The other applied general eukaryotic 18S primers on the aforementioned 11 waterworks (Article V). Their eukaryotic community was dominated by protozoa, and when we compared it to the bacterial dataset from Article IV, we found that unlike the bacterial community composition, the eukaryotic community composition was not primarily driven by ecological conditions, but by geographical distances.

Pyrosequencing analyses are highly dependent on existing DNA libraries that can be used to identify the thousands of DNA sequences, and Article II contributes to this by a morphological and phylogenetic characterization and naming of two new genera of flagellates found in Danish soil. The fact that it is possible to find two unknown and genetically divergent lineages in a few grams of soil from a well-studied country is an illustration of the limited knowledge of the microbial diversity.
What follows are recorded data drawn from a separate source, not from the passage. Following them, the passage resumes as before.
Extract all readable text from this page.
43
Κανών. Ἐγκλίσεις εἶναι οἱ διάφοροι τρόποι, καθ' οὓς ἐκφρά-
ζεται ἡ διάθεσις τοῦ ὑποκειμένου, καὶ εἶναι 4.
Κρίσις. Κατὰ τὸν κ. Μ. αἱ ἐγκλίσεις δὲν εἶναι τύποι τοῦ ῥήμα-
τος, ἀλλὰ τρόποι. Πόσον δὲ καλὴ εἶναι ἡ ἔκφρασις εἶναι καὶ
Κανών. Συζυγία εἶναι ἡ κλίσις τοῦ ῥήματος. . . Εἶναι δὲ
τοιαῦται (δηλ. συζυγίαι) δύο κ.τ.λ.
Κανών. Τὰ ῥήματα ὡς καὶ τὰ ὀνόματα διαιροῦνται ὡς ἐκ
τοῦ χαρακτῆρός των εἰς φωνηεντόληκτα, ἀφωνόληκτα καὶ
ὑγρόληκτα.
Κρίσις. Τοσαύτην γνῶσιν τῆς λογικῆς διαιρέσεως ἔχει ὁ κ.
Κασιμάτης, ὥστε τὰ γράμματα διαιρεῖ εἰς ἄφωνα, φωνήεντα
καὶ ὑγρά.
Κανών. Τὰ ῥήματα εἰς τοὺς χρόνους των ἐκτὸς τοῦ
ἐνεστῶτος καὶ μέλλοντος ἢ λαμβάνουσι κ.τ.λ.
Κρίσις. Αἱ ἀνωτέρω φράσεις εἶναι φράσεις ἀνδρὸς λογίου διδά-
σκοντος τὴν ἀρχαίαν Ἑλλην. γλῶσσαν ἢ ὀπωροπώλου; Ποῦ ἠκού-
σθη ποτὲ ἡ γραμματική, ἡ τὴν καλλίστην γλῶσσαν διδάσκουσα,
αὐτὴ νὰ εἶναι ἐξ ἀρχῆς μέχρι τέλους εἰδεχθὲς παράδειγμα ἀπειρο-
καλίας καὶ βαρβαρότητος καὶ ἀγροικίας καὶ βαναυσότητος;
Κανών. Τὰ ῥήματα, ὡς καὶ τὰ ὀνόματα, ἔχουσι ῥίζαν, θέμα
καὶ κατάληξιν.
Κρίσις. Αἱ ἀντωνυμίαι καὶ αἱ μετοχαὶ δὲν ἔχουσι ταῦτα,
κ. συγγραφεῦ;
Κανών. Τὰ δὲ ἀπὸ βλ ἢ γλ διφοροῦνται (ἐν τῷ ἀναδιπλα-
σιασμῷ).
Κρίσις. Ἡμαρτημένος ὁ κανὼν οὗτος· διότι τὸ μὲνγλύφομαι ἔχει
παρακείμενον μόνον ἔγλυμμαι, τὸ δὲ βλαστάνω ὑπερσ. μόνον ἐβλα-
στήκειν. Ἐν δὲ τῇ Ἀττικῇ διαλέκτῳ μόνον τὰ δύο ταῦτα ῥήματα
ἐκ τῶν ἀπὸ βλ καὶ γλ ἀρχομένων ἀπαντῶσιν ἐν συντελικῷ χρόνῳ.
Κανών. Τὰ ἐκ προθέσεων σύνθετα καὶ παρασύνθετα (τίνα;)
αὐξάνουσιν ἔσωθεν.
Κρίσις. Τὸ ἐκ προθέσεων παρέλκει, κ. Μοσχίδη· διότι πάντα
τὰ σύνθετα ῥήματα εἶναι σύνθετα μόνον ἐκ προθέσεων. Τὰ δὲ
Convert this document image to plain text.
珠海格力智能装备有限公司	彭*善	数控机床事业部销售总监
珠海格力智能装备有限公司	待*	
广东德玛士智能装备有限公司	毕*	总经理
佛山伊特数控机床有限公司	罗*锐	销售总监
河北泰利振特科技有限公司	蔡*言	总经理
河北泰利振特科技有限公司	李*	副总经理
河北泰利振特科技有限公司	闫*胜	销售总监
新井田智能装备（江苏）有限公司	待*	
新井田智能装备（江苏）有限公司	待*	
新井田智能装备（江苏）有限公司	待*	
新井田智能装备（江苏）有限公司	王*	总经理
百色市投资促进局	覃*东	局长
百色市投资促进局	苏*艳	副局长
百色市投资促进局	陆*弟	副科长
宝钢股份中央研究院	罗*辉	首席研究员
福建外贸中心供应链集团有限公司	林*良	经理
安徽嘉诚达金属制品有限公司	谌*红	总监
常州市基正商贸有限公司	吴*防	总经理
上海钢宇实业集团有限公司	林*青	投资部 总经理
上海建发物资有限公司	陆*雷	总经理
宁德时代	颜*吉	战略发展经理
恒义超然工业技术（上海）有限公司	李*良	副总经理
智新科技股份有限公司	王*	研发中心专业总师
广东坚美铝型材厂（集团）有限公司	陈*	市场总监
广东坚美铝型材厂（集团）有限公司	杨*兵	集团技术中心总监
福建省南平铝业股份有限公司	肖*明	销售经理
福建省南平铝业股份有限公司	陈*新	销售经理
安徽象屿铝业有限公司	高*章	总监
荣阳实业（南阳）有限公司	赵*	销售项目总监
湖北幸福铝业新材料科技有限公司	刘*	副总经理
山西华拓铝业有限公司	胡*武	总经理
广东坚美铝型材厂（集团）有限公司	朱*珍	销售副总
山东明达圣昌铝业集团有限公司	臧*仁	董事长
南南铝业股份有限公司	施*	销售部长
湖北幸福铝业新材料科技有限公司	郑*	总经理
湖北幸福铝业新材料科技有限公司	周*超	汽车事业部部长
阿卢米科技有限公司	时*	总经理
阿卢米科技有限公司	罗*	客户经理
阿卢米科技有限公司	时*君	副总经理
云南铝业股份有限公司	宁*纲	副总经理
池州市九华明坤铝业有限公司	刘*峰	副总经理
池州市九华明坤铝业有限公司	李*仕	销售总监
Finally, Article I separates a group of closely related fungi that could not be determined by morphology by using a phylogenetic analysis combining three marker genes. Using multiple markers makes it possible to evaluate the explanatory power of individual genes and their mutual consistency. The fact that ITS, the most widely used marker in fungi, did not show the best taxonomic resolution serves to put the heavy reliance upon a single marker (18S) in protozoology into perspective.